Preciso confessar: eu amo a Totem. Com coleções claramente baseadas no rock dos anos 60 e 70, a Totem tem a música como maior porta-voz da marca. Contracultura, flower-power, mods, tudo já foi fonte de inspiração pra marca de Fred D’Orey, que entra estação, sai estação, traz estampas cada vez mais lindas.

Pois bem, de 29 de agosto a 2 de setembro, a grife promove uma mostra de cinema, com filmes que contam a história do rock e de bandas que fizeram história no rock. Tudo de graça, eles apenas incentivam a doação de um livro infantil. De quarta a domingo, duas sessões diárias, às 19h e às 21h, no auditório do Senac Copacabana, ali na Pompeu Loureiro, 45.

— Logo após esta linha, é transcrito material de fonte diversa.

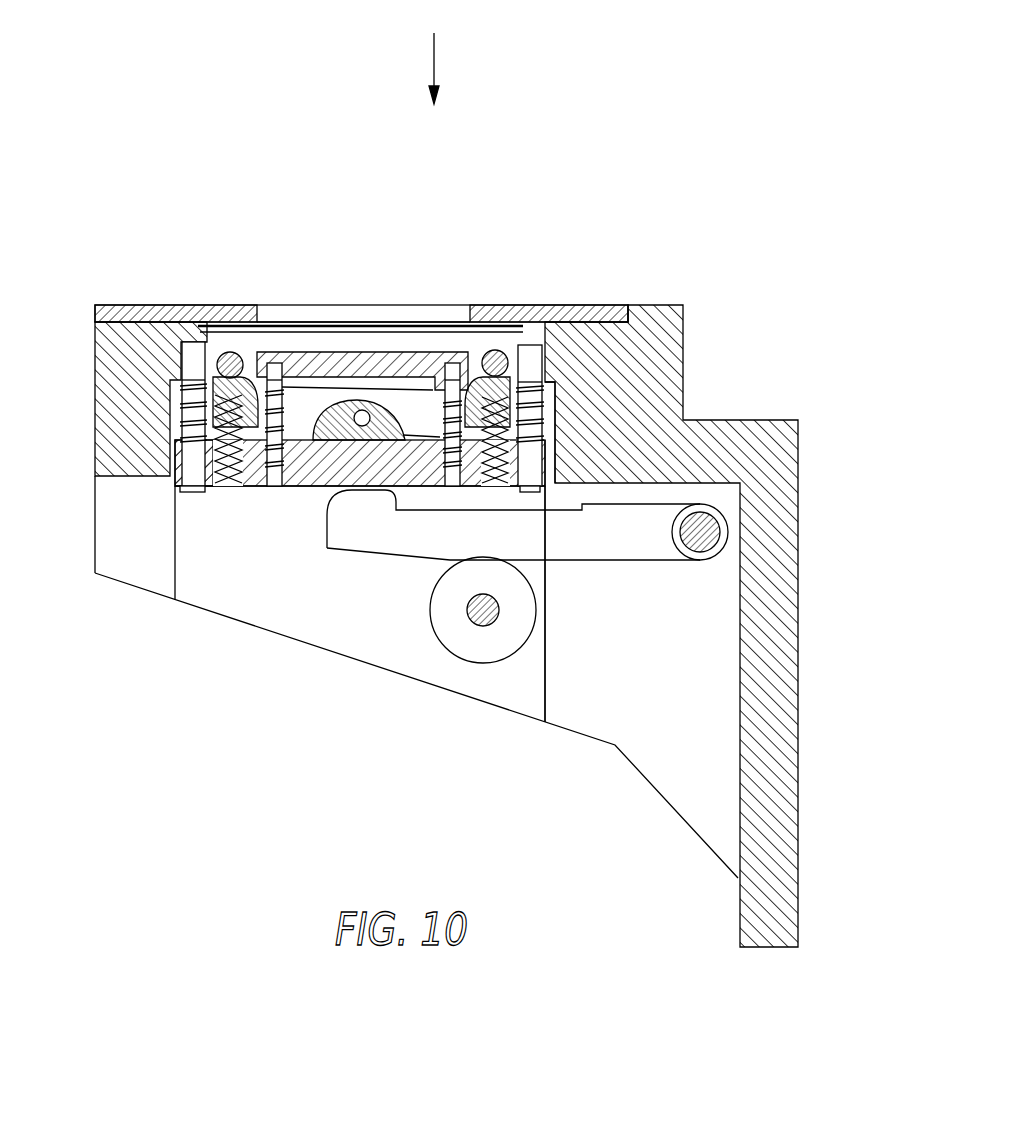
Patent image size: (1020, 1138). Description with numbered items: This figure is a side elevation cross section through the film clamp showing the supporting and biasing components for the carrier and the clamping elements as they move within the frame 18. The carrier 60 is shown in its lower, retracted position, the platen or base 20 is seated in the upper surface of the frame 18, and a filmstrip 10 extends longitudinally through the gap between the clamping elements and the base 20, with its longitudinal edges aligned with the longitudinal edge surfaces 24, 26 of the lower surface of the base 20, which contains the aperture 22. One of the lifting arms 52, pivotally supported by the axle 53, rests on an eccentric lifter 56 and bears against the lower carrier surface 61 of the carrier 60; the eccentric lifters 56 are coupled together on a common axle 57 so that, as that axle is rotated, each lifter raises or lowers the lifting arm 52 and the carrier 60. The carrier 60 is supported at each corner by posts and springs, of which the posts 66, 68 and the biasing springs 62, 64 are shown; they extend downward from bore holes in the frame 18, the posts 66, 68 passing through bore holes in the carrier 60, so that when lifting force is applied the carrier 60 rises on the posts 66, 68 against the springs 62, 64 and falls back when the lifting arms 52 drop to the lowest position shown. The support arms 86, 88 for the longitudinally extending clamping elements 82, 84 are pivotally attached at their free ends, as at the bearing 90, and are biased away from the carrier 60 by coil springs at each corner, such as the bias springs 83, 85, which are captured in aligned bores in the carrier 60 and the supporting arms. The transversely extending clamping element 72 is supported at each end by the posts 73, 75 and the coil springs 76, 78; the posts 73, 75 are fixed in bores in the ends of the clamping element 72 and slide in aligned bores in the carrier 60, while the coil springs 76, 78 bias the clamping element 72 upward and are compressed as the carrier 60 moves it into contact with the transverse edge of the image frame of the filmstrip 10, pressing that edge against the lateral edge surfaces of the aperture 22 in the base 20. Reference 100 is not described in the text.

The direction of media travel 100 is at (425, 55).
The filmstrip 10 is at (337, 326).
The frame 18 is at (660, 354).
The platen or base 20 is at (612, 303).
The aperture 22 is at (413, 326).
The longitudinal edge surface 24 is at (487, 350).
The longitudinal edge surface 26 is at (240, 352).
The lifting arm 52 is at (357, 525).
The axle 53 is at (705, 530).
The eccentric lifter 56 is at (485, 656).
The axle 57 is at (497, 614).
The carrier 60 is at (327, 490).
The lower carrier surface 61 is at (298, 488).
The biasing spring 62 is at (200, 422).
The biasing spring 64 is at (545, 420).
The post 66 is at (178, 305).
The post 68 is at (533, 355).
The transversely extending clamping element 72 is at (317, 352).
The post 73 is at (448, 355).
The post 75 is at (274, 363).
The coil spring 76 is at (440, 478).
The coil spring 78 is at (277, 487).
The longitudinally extending clamping element 82 is at (508, 396).
The bias spring 83 is at (485, 488).
The longitudinally extending clamping element 84 is at (196, 342).
The bias spring 85 is at (222, 488).
The support arm 86 is at (455, 484).
The support arm 88 is at (205, 395).
The bearing 90 is at (362, 410).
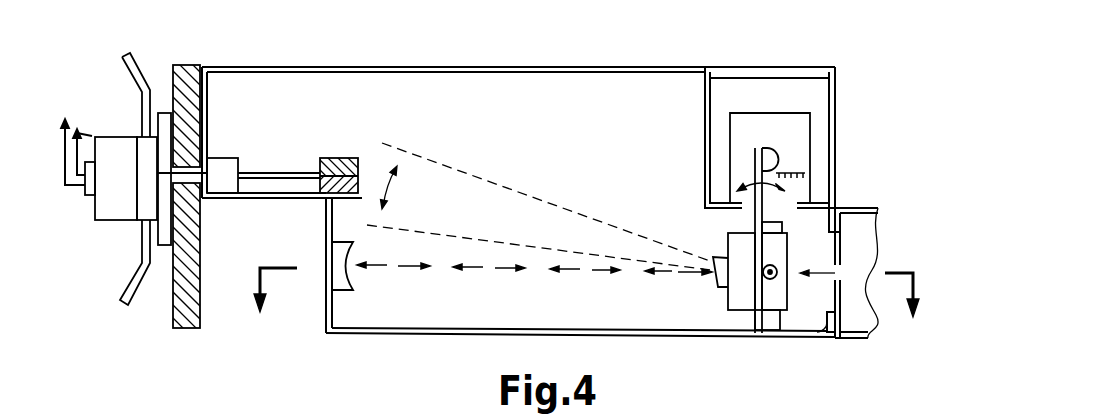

A mostra faz ode às edições de 63 a 66 do Newport Folk Festival, que teve Joan Baez, Bob Dylan e Peter, Paul & Mary, tributo a Tim e Jeff Buckley, o documentário de Mark Borthwick sobre Cat Power, o show dos Stones no T in The Park e o lendário This is Spinal Tap.

Tem mais, mas pra saber a programação certinha é mais fácil ir atrás do site.

A intenção disso tudo? Lançar a coleção de verão da marca. Com um festival de cinema. Dedicado à música.

Combinação interessante, não?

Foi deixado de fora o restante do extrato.